We all know form is a cyclical thing, but I would love to see Derbyshire, ahead of the T20 competition, make a move for one of Scotland's heroes from yesterday. The absence of Luis Reece is an all-round blow, but either Kyle Coetzer or man of the moment Calum MacLeod could replicate his dynamism at the top of the order. As news broke of the latter's innings against England yesterday, Durham supporters were telling me that they really liked him and felt he was released too soon 'for financial reasons' by Durham. He certainly hits a clean cricket ball and I think it would be to mutual benefit for any of the Scottish top five to get a county deal.

My understanding is that such a move would cost only travel and accommodation, as they are all contracted by Cricket Scotland, so there would be much to like in such an arrangement.

We will see later if Derbyshire can finish an excellent effort against Durham. It has been a good team effort in which the pace men have excelled and had good support from Tony Palladino and Alfie Gleadall. Someone yesterday suggested Alfie might be 'too small' to be a quick bowler, which caused me to rhyme off a number of names, including Trueman, Larwood, Marshall and Steyn, of players who were not especially tall but were brilliant bowlers.

Gleadall looks a talent and it is telling that he seems to have leapfrogged Will Davis. I hope the latter rediscovers his mojo, because he is a fine talent, but at present this looks like being a lost summer for him.

Finally, for now, thank you to all those whose company I enjoyed at Durham. There were plenty of smiling faces around at a club that has had some rough treatment from the ECB and has lost a lot of very good cricketers in recent seasons. A chronic injury situation hasn't helped either, but they are proud of their own and have some good cricketers still.

Hopefully their problems will ease. Equally hopefully, Derbyshire will wrap up a win here by mid-afternoon at the latest.

1 comment:

  1. I think the rain yesterday might have played in our favour, as it meant that Durham didn't get the opportunity to add runs against a tiring attack and reach a score that might pose a challenge. As it is, we have the opportunity to wrap this up with fresh bowlers by lunchtime or early afternoon, though an early wicket is being balanced by the regular flow of byes and leg byes off Viljoen.

    I was there for the first day, and I'm pretty certain that any side in the division would have been bowled out quickly with Olivier and Viljoen in this form, but I think positivity has to be balanced by the fact that this Durham side might be the weakest that has been put out by anyone in the County Championship for years and Derbyshire heads should be hung in shame if we can't beat them comfortably.

    Of course, as the saying goes, you can only beat what's in front of you, but it's a little worrying that we're even slightly on edge about whether we can bowl them out cheaply enough and chase a modest target. That we are is another reflection on the desperately fragile batting that was laid bare again on Saturday. Only Godleman and Madsen can genuinely say they were dismissed by good balls, Critchley was loose and Hughes looks so utterly bereft of form and confidence that it's almost cruel to let him carry on at four. The shots that Slater, Brodrick and Smit got out to were genuinely shocking in their scrambled thinking and poor execution. It's all very well talking about the difficulty of the pitch and the risk of a ball with your number on it coming along, but to gift your wicket as so many did after playing 15 or 20 dot balls is unacceptable.

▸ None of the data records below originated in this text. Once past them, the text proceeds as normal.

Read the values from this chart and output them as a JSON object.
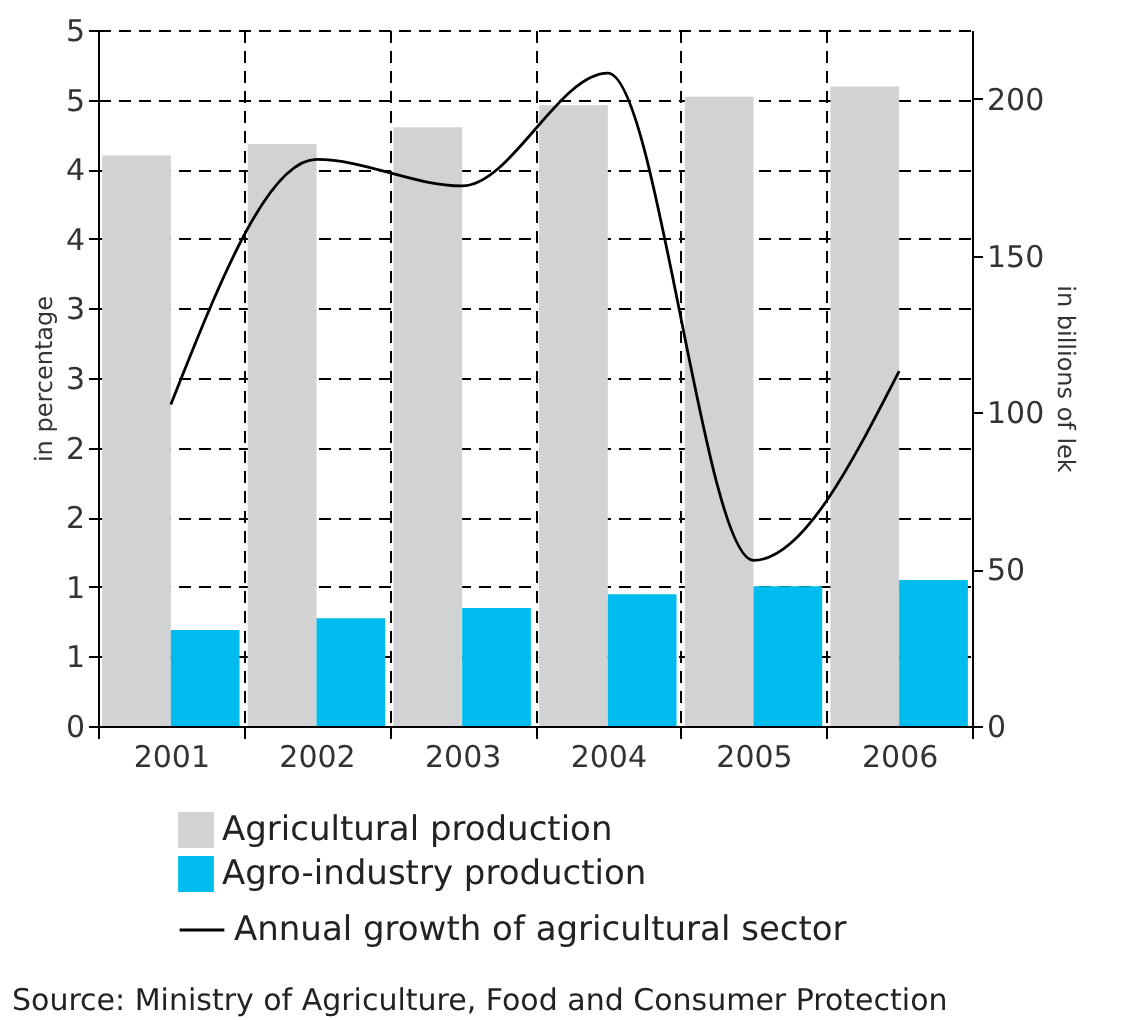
{
  "chart_data": {
    "type": "bar",
    "categories": [
      "2001",
      "2002",
      "2003",
      "2004",
      "2005",
      "2006"
    ],
    "series": [
      {
        "name": "Agricultural production",
        "axis": "y2",
        "color": "#d1d2d4",
        "values": [
          182,
          185.6,
          191,
          198,
          200.7,
          204
        ]
      },
      {
        "name": "Agro-industry production",
        "axis": "y2",
        "color": "#00bcee",
        "values": [
          30.6,
          34.4,
          37.6,
          42,
          44.6,
          46.6
        ]
      },
      {
        "name": "Annual growth of agricultural sector",
        "type": "line",
        "color": "#000000",
        "values": [
          2.31,
          4.07,
          3.88,
          4.69,
          1.19,
          2.55
        ]
      }
    ],
    "ylabel": "in percentage",
    "y2label": "in billions of lek",
    "ylim": [
      0,
      5
    ],
    "yticks": [
      0,
      {
        "value": 0.5,
        "label": "1"
      },
      1,
      {
        "value": 1.5,
        "label": "2"
      },
      2,
      {
        "value": 2.5,
        "label": "3"
      },
      3,
      {
        "value": 3.5,
        "label": "4"
      },
      4,
      {
        "value": 4.5,
        "label": "5"
      },
      5
    ],
    "y2lim": [
      0,
      222
    ],
    "y2ticks": [
      0,
      50,
      100,
      150,
      200
    ],
    "grid": true,
    "legend": "bottom",
    "annotations": [
      "Source: Ministry of Agriculture, Food and Consumer Protection"
    ]
  }
}
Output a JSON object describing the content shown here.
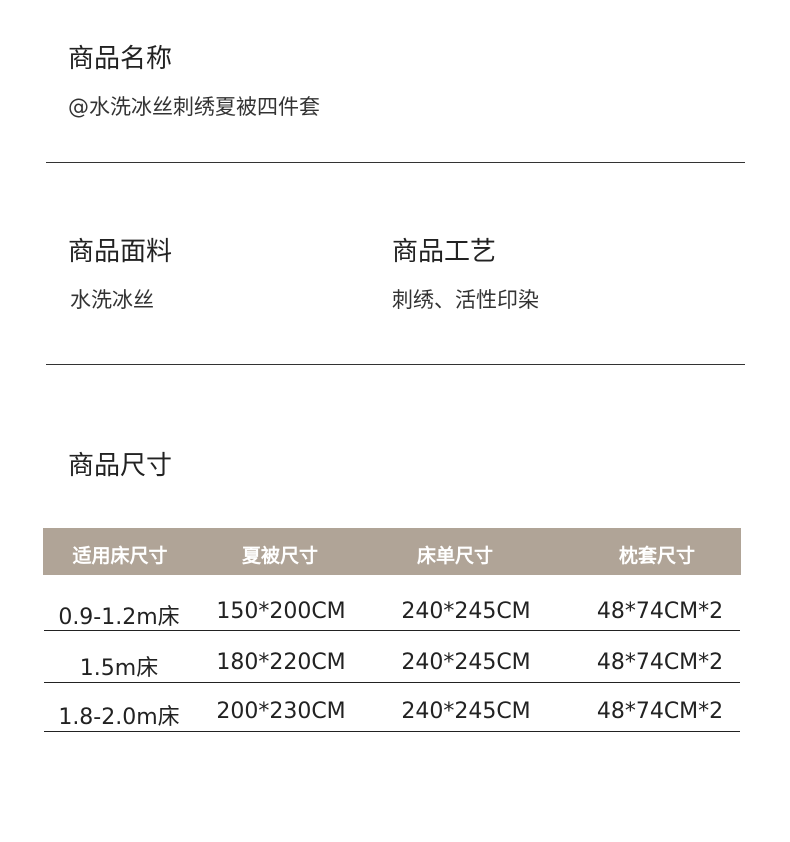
{
  "name": {
    "label": "商品名称",
    "value": "@水洗冰丝刺绣夏被四件套"
  },
  "fabric": {
    "label": "商品面料",
    "value": "水洗冰丝"
  },
  "craft": {
    "label": "商品工艺",
    "value": "刺绣、活性印染"
  },
  "size": {
    "label": "商品尺寸",
    "table": {
      "header_color": "#b0a497",
      "columns": [
        "适用床尺寸",
        "夏被尺寸",
        "床单尺寸",
        "枕套尺寸"
      ],
      "rows": [
        [
          "0.9-1.2m床",
          "150*200CM",
          "240*245CM",
          "48*74CM*2"
        ],
        [
          "1.5m床",
          "180*220CM",
          "240*245CM",
          "48*74CM*2"
        ],
        [
          "1.8-2.0m床",
          "200*230CM",
          "240*245CM",
          "48*74CM*2"
        ]
      ]
    }
  }
}
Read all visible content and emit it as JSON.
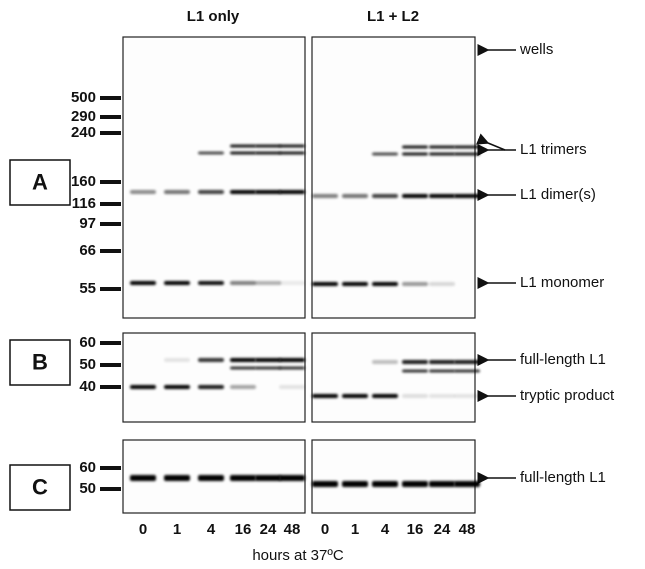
{
  "headers": [
    "L1 only",
    "L1 + L2"
  ],
  "panels": [
    {
      "label": "A",
      "markers": [
        "500",
        "290",
        "240",
        "160",
        "116",
        "97",
        "66",
        "55"
      ],
      "annotations": [
        "wells",
        "L1 trimers",
        "L1 dimer(s)",
        "L1 monomer"
      ]
    },
    {
      "label": "B",
      "markers": [
        "60",
        "50",
        "40"
      ],
      "annotations": [
        "full-length L1",
        "tryptic product"
      ]
    },
    {
      "label": "C",
      "markers": [
        "60",
        "50"
      ],
      "annotations": [
        "full-length L1"
      ]
    }
  ],
  "lanes": [
    "0",
    "1",
    "4",
    "16",
    "24",
    "48"
  ],
  "x_label": "hours at 37ºC"
}
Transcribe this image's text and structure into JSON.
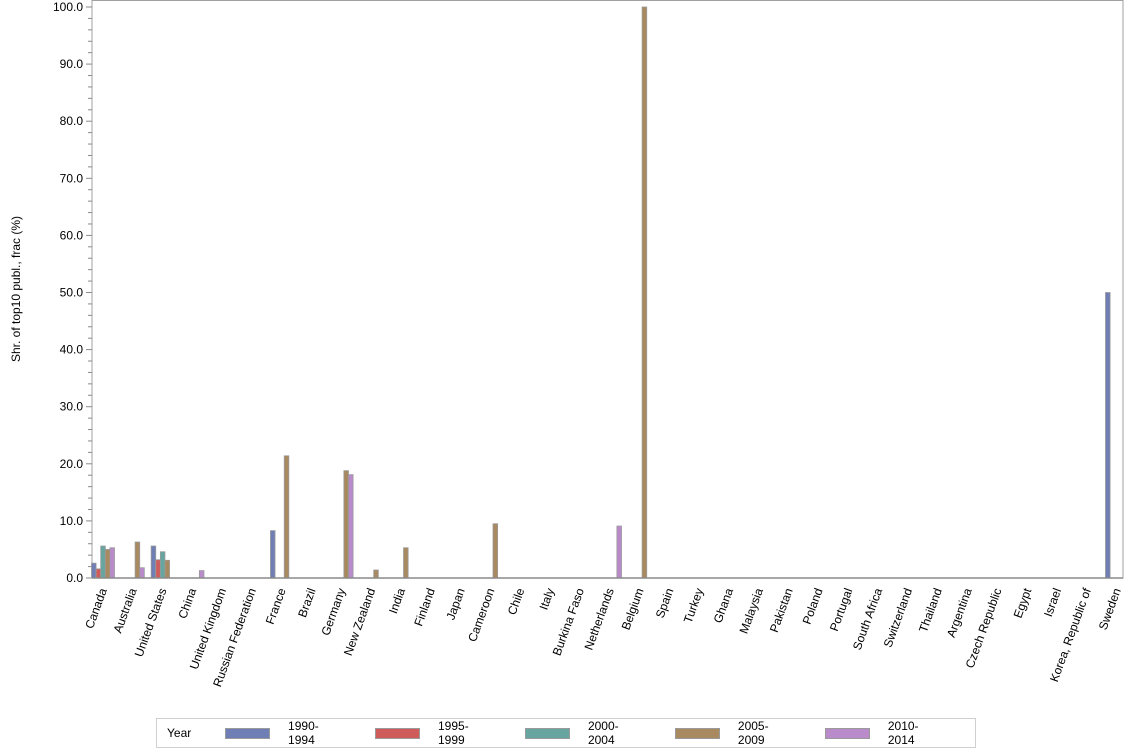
{
  "chart_data": {
    "type": "bar",
    "title": "",
    "xlabel": "",
    "ylabel": "Shr. of top10 publ., frac (%)",
    "ylim": [
      0,
      100
    ],
    "yticks": [
      "0.0",
      "10.0",
      "20.0",
      "30.0",
      "40.0",
      "50.0",
      "60.0",
      "70.0",
      "80.0",
      "90.0",
      "100.0"
    ],
    "grid": false,
    "legend_position": "bottom",
    "legend_title": "Year",
    "categories": [
      "Canada",
      "Australia",
      "United States",
      "China",
      "United Kingdom",
      "Russian Federation",
      "France",
      "Brazil",
      "Germany",
      "New Zealand",
      "India",
      "Finland",
      "Japan",
      "Cameroon",
      "Chile",
      "Italy",
      "Burkina Faso",
      "Netherlands",
      "Belgium",
      "Spain",
      "Turkey",
      "Ghana",
      "Malaysia",
      "Pakistan",
      "Poland",
      "Portugal",
      "South Africa",
      "Switzerland",
      "Thailand",
      "Argentina",
      "Czech Republic",
      "Egypt",
      "Israel",
      "Korea, Republic of",
      "Sweden"
    ],
    "series": [
      {
        "name": "1990-1994",
        "color": "#6f7eb5",
        "values": [
          2.6,
          0,
          5.6,
          0,
          0,
          0,
          8.3,
          0,
          0,
          0,
          0,
          0,
          0,
          0,
          0,
          0,
          0,
          0,
          0,
          0,
          0,
          0,
          0,
          0,
          0,
          0,
          0,
          0,
          0,
          0,
          0,
          0,
          0,
          0,
          50.0
        ]
      },
      {
        "name": "1995-1999",
        "color": "#d05b5b",
        "values": [
          1.6,
          0,
          3.2,
          0,
          0,
          0,
          0,
          0,
          0,
          0,
          0,
          0,
          0,
          0,
          0,
          0,
          0,
          0,
          0,
          0,
          0,
          0,
          0,
          0,
          0,
          0,
          0,
          0,
          0,
          0,
          0,
          0,
          0,
          0,
          0
        ]
      },
      {
        "name": "2000-2004",
        "color": "#66a5a0",
        "values": [
          5.6,
          0,
          4.6,
          0,
          0,
          0,
          0,
          0,
          0,
          0,
          0,
          0,
          0,
          0,
          0,
          0,
          0,
          0,
          0,
          0,
          0,
          0,
          0,
          0,
          0,
          0,
          0,
          0,
          0,
          0,
          0,
          0,
          0,
          0,
          0
        ]
      },
      {
        "name": "2005-2009",
        "color": "#a98a60",
        "values": [
          5.0,
          6.3,
          3.1,
          0,
          0,
          0,
          21.4,
          0,
          18.8,
          1.4,
          5.3,
          0,
          0,
          9.5,
          0,
          0,
          0,
          0,
          100.0,
          0,
          0,
          0,
          0,
          0,
          0,
          0,
          0,
          0,
          0,
          0,
          0,
          0,
          0,
          0,
          0
        ]
      },
      {
        "name": "2010-2014",
        "color": "#b98bcb",
        "values": [
          5.3,
          1.8,
          0,
          1.3,
          0,
          0,
          0,
          0,
          18.1,
          0,
          0,
          0,
          0,
          0,
          0,
          0,
          0,
          9.1,
          0,
          0,
          0,
          0,
          0,
          0,
          0,
          0,
          0,
          0,
          0,
          0,
          0,
          0,
          0,
          0,
          0
        ]
      }
    ]
  }
}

    All credit to Palladino and Gleadall for their calm, commonsense approach and getting us a decent lead. Perhaps Palladino might have batting coach added to his many responsibilities, as he was also instrumental in helping to save the last game against Durham as well. One oddity that has occurred to me is that we've had two successive innings over 200 against Durham without anyone scoring a half-century.

    We'll take the win that should not be long in coming, but let's not fool ourselves that most of the other teams in the division will not punish us if we carry on batting like this.